Il valore di una simile apertura viene confermato dalle cifre, in questo caso riguardanti gli scambi commerciali con il Giappone: 270 milioni di euro per l’export e 108 milioni di euro per l’import solo per quanto riguarda la città di Firenze; si parla invece di miliardi di euro se si conteggia anche il resto d’Italia.

 

È stata la città di Firenze il luogo prescelto per la convention annuale della CCIGI (Camera di Commercio e Industria Giapponese in Italia) tenutasi il 14 e il 15 novembre. Una delegazione composta da 25 diplomatici, manager e imprenditori giapponesi ha incontrato i rappresentati delle istituzioni e dell’imprenditoria locali in vista di un rafforzamento degli scambi commerciali. Fra di loro, il presidente della CCIGI, Takeshi Yamanaka, il ministro dell’Ambasciata del Giappone, Hideo Fukushima, e il console generale del Giappone a Milano, Kyoko Koga.
La delegazione, seguita da Metropoli (l’azienda speciale della Camera di Commercio di Firenze) insieme a Invitalia (l’agenzia governativa per l’attrazione degli investimenti e lo sviluppo d’impresa) comprendeva i rappresentanti delle principali società giapponesi, come Banca di Tokyo, Banca Mizuho, Mitsubishi, Suzuki, Mitsui, IHI, Alcantara, Marubeni, Sitrade, Nippom Express, Senju, Studio Ito, Hankyu Hanshin e Yanmar. Tutte aziende intenzionate ad avviare joint venture con imprese toscane o ad implementare gli scambi commerciali con esse. 

Ma non solo Firenze e la Toscana sono interessate ai rapporti commerciali col Giappone. Tutte le aziende italiane possono essere potenzialmente coinvolte, soprattutto in vista di Expo 2015, l’esposizione universale che si terrà in Italia, a Milano. A dirlo è lo stesso presidente della Camera di Commercio di Firenze, Vasco Galgani: “la CCIGI rappresenta un punto di riferimento importante per quegli imprenditori interessati all’interscambio economico tra l’Italia e il Giappone. I fiorentini hanno aperto la propria città al Giappone da decenni, prima per turismo, poi anche per business. Il gemellaggio di Firenze con Kyoto ne è un fulgido esempio, fatto di relazioni culturali e commerciali. Ha alle spalle una lunga tradizione, tanto che nel 2015 compirà 50 anni. Una data che, insieme al Comune di Firenze, e con la collaborazione delle istituzioni e delle imprese giapponesi, abbiamo tutta l’intenzione di onorare. L’obiettivo è quello di consolidare questo ponte ideale anche approfittando di un’occasione unica: EXPO 2015, a cui il Giappone ha generosamente aderito”.
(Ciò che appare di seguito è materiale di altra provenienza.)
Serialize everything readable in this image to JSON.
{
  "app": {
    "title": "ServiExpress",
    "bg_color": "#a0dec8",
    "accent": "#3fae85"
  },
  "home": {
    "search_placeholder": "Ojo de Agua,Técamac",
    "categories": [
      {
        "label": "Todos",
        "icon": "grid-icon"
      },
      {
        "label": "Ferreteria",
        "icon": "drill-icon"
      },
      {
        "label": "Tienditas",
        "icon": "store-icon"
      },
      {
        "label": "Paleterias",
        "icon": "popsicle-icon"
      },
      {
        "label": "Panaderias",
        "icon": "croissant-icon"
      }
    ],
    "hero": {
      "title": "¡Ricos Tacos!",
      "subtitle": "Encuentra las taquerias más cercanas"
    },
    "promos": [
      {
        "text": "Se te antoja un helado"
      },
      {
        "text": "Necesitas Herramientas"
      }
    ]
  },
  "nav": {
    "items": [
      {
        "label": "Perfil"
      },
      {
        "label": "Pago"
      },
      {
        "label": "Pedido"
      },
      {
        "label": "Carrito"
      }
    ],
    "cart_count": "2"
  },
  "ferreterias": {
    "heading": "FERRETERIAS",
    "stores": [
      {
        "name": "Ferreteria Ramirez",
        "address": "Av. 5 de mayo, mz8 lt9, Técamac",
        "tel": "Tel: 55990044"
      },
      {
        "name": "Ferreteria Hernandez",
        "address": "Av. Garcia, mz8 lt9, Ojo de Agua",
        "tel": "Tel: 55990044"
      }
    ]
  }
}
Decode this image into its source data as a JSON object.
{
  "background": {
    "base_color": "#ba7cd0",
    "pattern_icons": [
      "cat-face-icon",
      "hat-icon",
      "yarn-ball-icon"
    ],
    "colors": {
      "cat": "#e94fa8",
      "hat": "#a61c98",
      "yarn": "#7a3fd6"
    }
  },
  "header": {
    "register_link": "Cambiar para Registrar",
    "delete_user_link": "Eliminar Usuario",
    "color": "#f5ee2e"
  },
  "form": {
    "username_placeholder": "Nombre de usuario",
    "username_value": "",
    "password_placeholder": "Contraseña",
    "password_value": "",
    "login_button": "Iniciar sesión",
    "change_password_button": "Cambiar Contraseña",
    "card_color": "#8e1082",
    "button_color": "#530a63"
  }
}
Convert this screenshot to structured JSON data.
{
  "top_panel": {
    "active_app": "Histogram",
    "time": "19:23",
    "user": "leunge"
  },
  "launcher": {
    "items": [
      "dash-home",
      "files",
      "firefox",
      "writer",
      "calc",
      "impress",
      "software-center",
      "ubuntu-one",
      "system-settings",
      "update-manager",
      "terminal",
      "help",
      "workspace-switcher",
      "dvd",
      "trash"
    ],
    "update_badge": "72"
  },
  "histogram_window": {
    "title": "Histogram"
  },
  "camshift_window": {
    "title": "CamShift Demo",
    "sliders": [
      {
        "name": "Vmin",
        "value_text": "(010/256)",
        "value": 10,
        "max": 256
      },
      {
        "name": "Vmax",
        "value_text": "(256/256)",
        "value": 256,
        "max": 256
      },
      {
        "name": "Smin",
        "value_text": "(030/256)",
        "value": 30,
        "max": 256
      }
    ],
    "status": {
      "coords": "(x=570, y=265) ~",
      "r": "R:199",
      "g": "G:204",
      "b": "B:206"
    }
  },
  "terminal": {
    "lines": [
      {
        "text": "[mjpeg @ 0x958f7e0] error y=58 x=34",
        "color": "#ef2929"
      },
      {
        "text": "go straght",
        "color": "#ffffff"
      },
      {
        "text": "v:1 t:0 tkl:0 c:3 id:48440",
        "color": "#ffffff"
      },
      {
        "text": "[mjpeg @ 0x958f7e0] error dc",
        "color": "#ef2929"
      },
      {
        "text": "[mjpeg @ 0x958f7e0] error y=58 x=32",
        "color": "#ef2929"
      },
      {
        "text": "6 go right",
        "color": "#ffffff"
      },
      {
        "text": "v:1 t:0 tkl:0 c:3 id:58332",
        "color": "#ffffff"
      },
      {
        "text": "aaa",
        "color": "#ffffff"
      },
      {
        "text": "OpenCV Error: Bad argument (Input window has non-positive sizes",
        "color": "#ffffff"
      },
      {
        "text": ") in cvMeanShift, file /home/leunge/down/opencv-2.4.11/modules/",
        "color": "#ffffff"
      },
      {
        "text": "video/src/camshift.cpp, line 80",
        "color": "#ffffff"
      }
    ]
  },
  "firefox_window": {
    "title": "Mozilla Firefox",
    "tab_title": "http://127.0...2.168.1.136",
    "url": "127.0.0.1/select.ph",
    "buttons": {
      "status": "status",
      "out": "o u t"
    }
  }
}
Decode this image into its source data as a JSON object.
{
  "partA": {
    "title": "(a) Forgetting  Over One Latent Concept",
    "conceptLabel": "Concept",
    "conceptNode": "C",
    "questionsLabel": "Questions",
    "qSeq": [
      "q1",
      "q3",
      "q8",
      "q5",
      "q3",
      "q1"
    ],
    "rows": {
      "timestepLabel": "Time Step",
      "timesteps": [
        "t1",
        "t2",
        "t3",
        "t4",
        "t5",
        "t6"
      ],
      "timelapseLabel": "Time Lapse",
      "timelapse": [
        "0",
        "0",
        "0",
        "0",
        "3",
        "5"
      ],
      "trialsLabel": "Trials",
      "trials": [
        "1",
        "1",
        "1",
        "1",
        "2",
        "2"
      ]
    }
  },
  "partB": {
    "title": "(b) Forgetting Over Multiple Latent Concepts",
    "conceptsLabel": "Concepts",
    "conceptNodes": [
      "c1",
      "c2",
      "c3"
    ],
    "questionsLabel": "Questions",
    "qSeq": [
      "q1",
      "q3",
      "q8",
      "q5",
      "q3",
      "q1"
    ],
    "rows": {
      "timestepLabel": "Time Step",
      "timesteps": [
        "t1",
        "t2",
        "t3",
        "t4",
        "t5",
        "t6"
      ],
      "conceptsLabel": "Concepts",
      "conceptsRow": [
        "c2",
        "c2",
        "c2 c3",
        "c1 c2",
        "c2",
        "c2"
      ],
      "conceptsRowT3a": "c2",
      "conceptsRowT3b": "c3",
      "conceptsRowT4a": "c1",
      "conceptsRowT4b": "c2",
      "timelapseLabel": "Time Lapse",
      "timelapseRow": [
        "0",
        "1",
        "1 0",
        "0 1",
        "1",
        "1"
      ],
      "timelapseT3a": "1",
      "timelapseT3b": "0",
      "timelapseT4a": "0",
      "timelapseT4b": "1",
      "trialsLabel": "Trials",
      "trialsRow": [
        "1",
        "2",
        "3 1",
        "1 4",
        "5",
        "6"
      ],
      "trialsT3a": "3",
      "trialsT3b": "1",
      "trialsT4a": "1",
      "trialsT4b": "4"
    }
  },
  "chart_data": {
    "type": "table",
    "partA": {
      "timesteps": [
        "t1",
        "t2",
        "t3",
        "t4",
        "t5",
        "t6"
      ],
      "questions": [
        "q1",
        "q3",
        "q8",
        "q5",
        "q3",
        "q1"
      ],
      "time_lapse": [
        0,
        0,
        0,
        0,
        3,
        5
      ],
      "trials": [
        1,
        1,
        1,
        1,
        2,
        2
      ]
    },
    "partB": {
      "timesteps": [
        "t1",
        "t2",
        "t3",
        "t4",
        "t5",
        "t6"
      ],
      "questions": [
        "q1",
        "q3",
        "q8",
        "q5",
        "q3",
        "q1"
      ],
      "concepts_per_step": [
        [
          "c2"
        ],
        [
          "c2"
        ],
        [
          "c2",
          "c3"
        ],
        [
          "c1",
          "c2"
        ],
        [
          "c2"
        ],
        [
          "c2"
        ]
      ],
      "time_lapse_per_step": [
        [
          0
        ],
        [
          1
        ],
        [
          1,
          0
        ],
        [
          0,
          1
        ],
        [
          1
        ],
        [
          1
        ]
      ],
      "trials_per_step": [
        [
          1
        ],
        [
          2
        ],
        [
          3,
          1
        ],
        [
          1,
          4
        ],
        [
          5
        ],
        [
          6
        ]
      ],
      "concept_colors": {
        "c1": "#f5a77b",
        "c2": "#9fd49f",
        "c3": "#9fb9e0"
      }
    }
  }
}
I rapporti tra Italia e Giappone sono sempre più stretti, a dimostrarlo le migliaia di giovani che seguono la cultura giapponese e acquistano i loro prodotti, sognando di andare a lavorare o a vivere nell’Impero del Sol Levante. Tante in effetti le opportunità di lavoro, a partire da quelle che i giapponesi offrono agli italiani proprio qui, nella loro terra natia. Basti pensare che in Italia sono 328 le imprese italiane partecipate da società giapponesi, che generano 33mila occupati e un fatturato di 19 miliardi di euro.

Toscana chiama Giappone

L’export complessivo che parte dalla provincia di Firenze e arriva in Giappone ha raggiunto un fatturato di 270 milioni, settimo mercato a livello mondiale. Ma anche l’import è particolarmente attivo, essendo a quota 108 milioni di euro.
Ad interessare i giapponesi sono alcuni settori particolari: moda, abbigliamento e pelle, tanto che Firenze esporta in Giappone il 5% della pelletteria di tutto il mondo.

Per quanto riguarda gli investimenti verso il Giappone, la Toscana ha accolto negli ultimi anni diversi progetti che portano la cifra complessiva delle imprese giapponesi presenti nella regione a 18, con circa 550 dipendenti, per un fatturato totale di circa 215 milioni di Euro (2012).
Questi progetti sono stati realizzati anche grazie al supporto dell’ufficio di Inward Investment di Invitalia e della Regione Toscana – Ufficio attrazione investimenti.
Giuseppe Arcucci, direttore dell’area Inward Investment di Invitalia, ha dichiarato: “questa è la dimostrazione che le attività sinergiche portate avanti congiuntamente a livello nazionale dal nostro ufficio e, a livello locale, dalle regioni, possono essere decisive nella concretizzazione di casi di successo come quelli registrati qui in Toscana da cui è possibile trarre ulteriori e importanti opportunità di sviluppo e di occupazione per le aziende del territorio”.